Ridgeline Outdoor's brand relaunch
Ridgeline Outdoor had been making technical hiking and camping gear since 2014. Their product quality had always been strong. Their brand had never caught up.
The context
The original Ridgeline visual identity was designed in-house with a budget of zero. It had served them through the early years, but by 2024 the company had grown to a point where they were competing for shelf space at REI and Backcountry.com alongside brands with serious visual systems. The identity — a simple wordmark in a utilitarian typeface, a handful of inconsistently used stock photography treatments, no real colour story — was holding them back at the point of sale.
Sprint + web
We ran a Studio Sprint: eight weeks, brand strategy and full identity system, plus a web design handoff (component library in Figma, copy for the new site, photography direction brief for a shoot the following spring).
The positioning work landed in an interesting place. Ridgeline's customers were not the aspirational weekend hiker — they were people who actually used their gear hard, often in conditions that weren't photogenic. We leaned into that: the brand aesthetic became deliberate, functional, almost anti-beautiful in a way that felt authentic to the customer.
The colour palette was built around the actual colours of worn-in gear. The photography direction specified no golden-hour shots, no gear laid out on pristine rocks.

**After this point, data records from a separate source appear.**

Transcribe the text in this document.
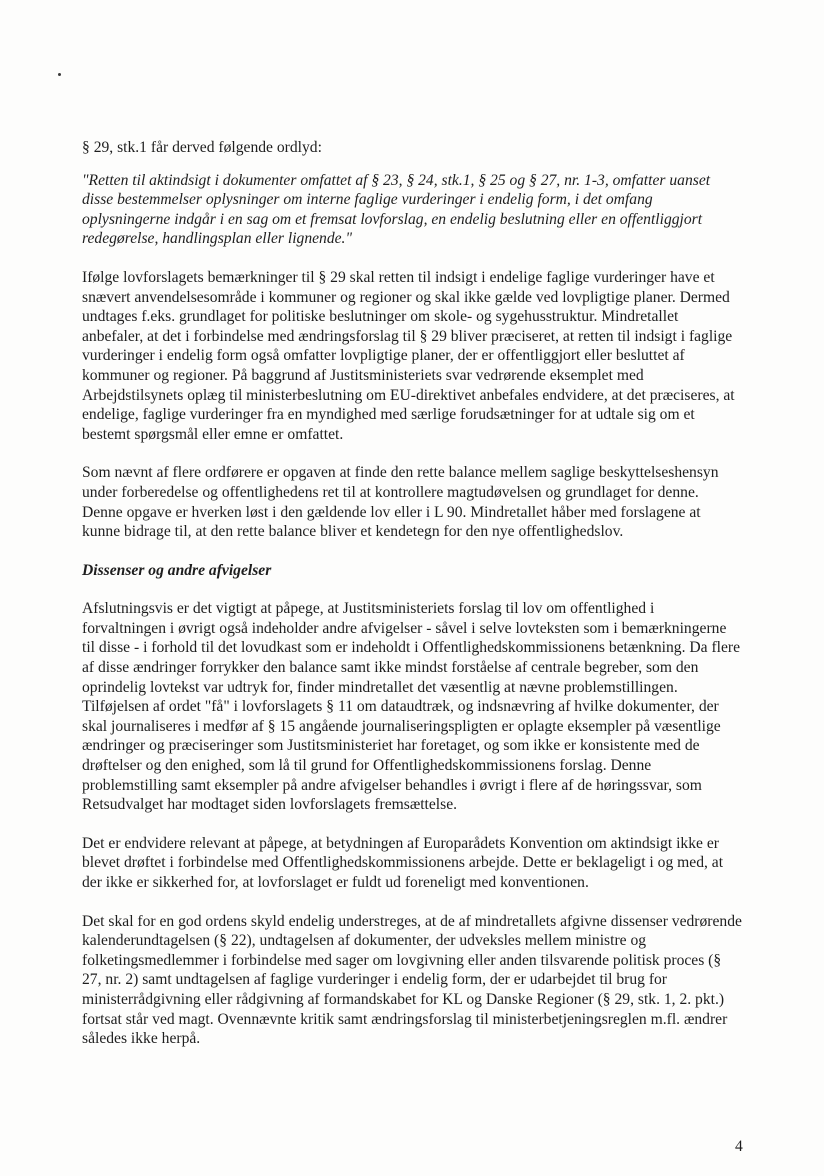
§ 29, stk.1 får derved følgende ordlyd:

"Retten til aktindsigt i dokumenter omfattet af § 23, § 24, stk.1, § 25 og § 27, nr. 1-3, omfatter uanset disse bestemmelser oplysninger om interne faglige vurderinger i endelig form, i det omfang oplysningerne indgår i en sag om et fremsat lovforslag, en endelig beslutning eller en offentliggjort redegørelse, handlingsplan eller lignende."

Ifølge lovforslagets bemærkninger til § 29 skal retten til indsigt i endelige faglige vurderinger have et snævert anvendelsesområde i kommuner og regioner og skal ikke gælde ved lovpligtige planer. Dermed undtages f.eks. grundlaget for politiske beslutninger om skole- og sygehusstruktur. Mindretallet anbefaler, at det i forbindelse med ændringsforslag til § 29 bliver præciseret, at retten til indsigt i faglige vurderinger i endelig form også omfatter lovpligtige planer, der er offentliggjort eller besluttet af kommuner og regioner. På baggrund af Justitsministeriets svar vedrørende eksemplet med Arbejdstilsynets oplæg til ministerbeslutning om EU-direktivet anbefales endvidere, at det præciseres, at endelige, faglige vurderinger fra en myndighed med særlige forudsætninger for at udtale sig om et bestemt spørgsmål eller emne er omfattet.

Som nævnt af flere ordførere er opgaven at finde den rette balance mellem saglige beskyttelseshensyn under forberedelse og offentlighedens ret til at kontrollere magtudøvelsen og grundlaget for denne. Denne opgave er hverken løst i den gældende lov eller i L 90. Mindretallet håber med forslagene at kunne bidrage til, at den rette balance bliver et kendetegn for den nye offentlighedslov.

Dissenser og andre afvigelser

Afslutningsvis er det vigtigt at påpege, at Justitsministeriets forslag til lov om offentlighed i forvaltningen i øvrigt også indeholder andre afvigelser - såvel i selve lovteksten som i bemærkningerne til disse - i forhold til det lovudkast som er indeholdt i Offentlighedskommissionens betænkning. Da flere af disse ændringer forrykker den balance samt ikke mindst forståelse af centrale begreber, som den oprindelig lovtekst var udtryk for, finder mindretallet det væsentlig at nævne problemstillingen. Tilføjelsen af ordet "få" i lovforslagets § 11 om dataudtræk, og indsnævring af hvilke dokumenter, der skal journaliseres i medfør af § 15 angående journaliseringspligten er oplagte eksempler på væsentlige ændringer og præciseringer som Justitsministeriet har foretaget, og som ikke er konsistente med de drøftelser og den enighed, som lå til grund for Offentlighedskommissionens forslag. Denne problemstilling samt eksempler på andre afvigelser behandles i øvrigt i flere af de høringssvar, som Retsudvalget har modtaget siden lovforslagets fremsættelse.

Det er endvidere relevant at påpege, at betydningen af Europarådets Konvention om aktindsigt ikke er blevet drøftet i forbindelse med Offentlighedskommissionens arbejde. Dette er beklageligt i og med, at der ikke er sikkerhed for, at lovforslaget er fuldt ud foreneligt med konventionen.

Det skal for en god ordens skyld endelig understreges, at de af mindretallets afgivne dissenser vedrørende kalenderundtagelsen (§ 22), undtagelsen af dokumenter, der udveksles mellem ministre og folketingsmedlemmer i forbindelse med sager om lovgivning eller anden tilsvarende politisk proces (§ 27, nr. 2) samt undtagelsen af faglige vurderinger i endelig form, der er udarbejdet til brug for ministerrådgivning eller rådgivning af formandskabet for KL og Danske Regioner (§ 29, stk. 1, 2. pkt.) fortsat står ved magt. Ovennævnte kritik samt ændringsforslag til ministerbetjeningsreglen m.fl. ændrer således ikke herpå.

4
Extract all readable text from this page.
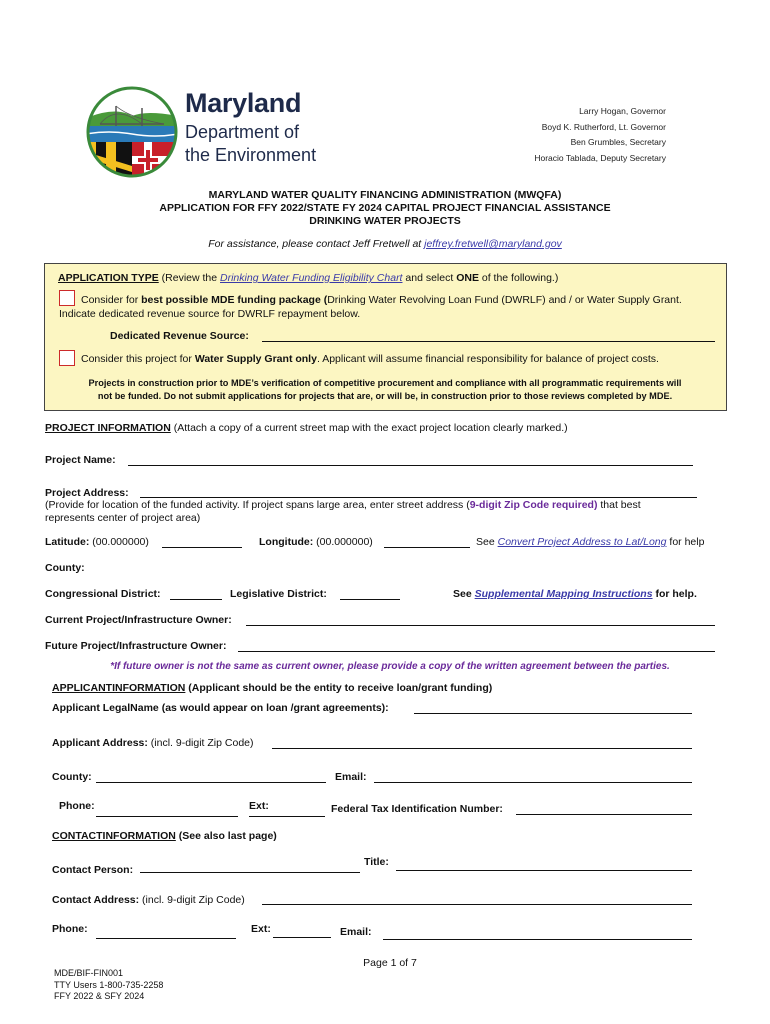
Maryland
Department of
the Environment
Larry Hogan, Governor
Boyd K. Rutherford, Lt. Governor
Ben Grumbles, Secretary
Horacio Tablada, Deputy Secretary
MARYLAND WATER QUALITY FINANCING ADMINISTRATION (MWQFA)
APPLICATION FOR FFY 2022/STATE FY 2024 CAPITAL PROJECT FINANCIAL ASSISTANCE
DRINKING WATER PROJECTS
For assistance, please contact Jeff Fretwell at jeffrey.fretwell@maryland.gov
APPLICATION TYPE (Review the Drinking Water Funding Eligibility Chart and select ONE of the following.)
Consider for best possible MDE funding package (Drinking Water Revolving Loan Fund (DWRLF) and / or Water Supply Grant.
Indicate dedicated revenue source for DWRLF repayment below.
Dedicated Revenue Source:
Consider this project for Water Supply Grant only. Applicant will assume financial responsibility for balance of project costs.
Projects in construction prior to MDE’s verification of competitive procurement and compliance with all programmatic requirements will
not be funded. Do not submit applications for projects that are, or will be, in construction prior to those reviews completed by MDE.
PROJECT INFORMATION (Attach a copy of a current street map with the exact project location clearly marked.)
Project Name:
Project Address:
(Provide for location of the funded activity. If project spans large area, enter street address (9-digit Zip Code required) that best
represents center of project area)
Latitude: (00.000000)	Longitude: (00.000000)	See Convert Project Address to Lat/Long for help
County:
Congressional District:	Legislative District:	See Supplemental Mapping Instructions for help.
Current Project/Infrastructure Owner:
Future Project/Infrastructure Owner:
*If future owner is not the same as current owner, please provide a copy of the written agreement between the parties.
APPLICANTINFORMATION (Applicant should be the entity to receive loan/grant funding)
Applicant LegalName (as would appear on loan /grant agreements):
Applicant Address: (incl. 9-digit Zip Code)
County:	Email:
Phone:	Ext:	Federal Tax Identification Number:
CONTACTINFORMATION (See also last page)
Contact Person:
Title:
Contact Address: (incl. 9-digit Zip Code)
Phone:	Ext:	Email:
Page 1 of 7
MDE/BIF-FIN001
TTY Users 1-800-735-2258
FFY 2022 & SFY 2024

Real use, real conditions.
Launch
The web redesign launched four months after the sprint, built by Ridgeline's internal team using the Figma component library we delivered. Conversion from the new site was 34% higher than the old site in the first comparable quarter.
Ridgeline's outdoor retail buyers noted the visual change unprompted during line reviews. Two new accounts were opened in the first quarter post-launch.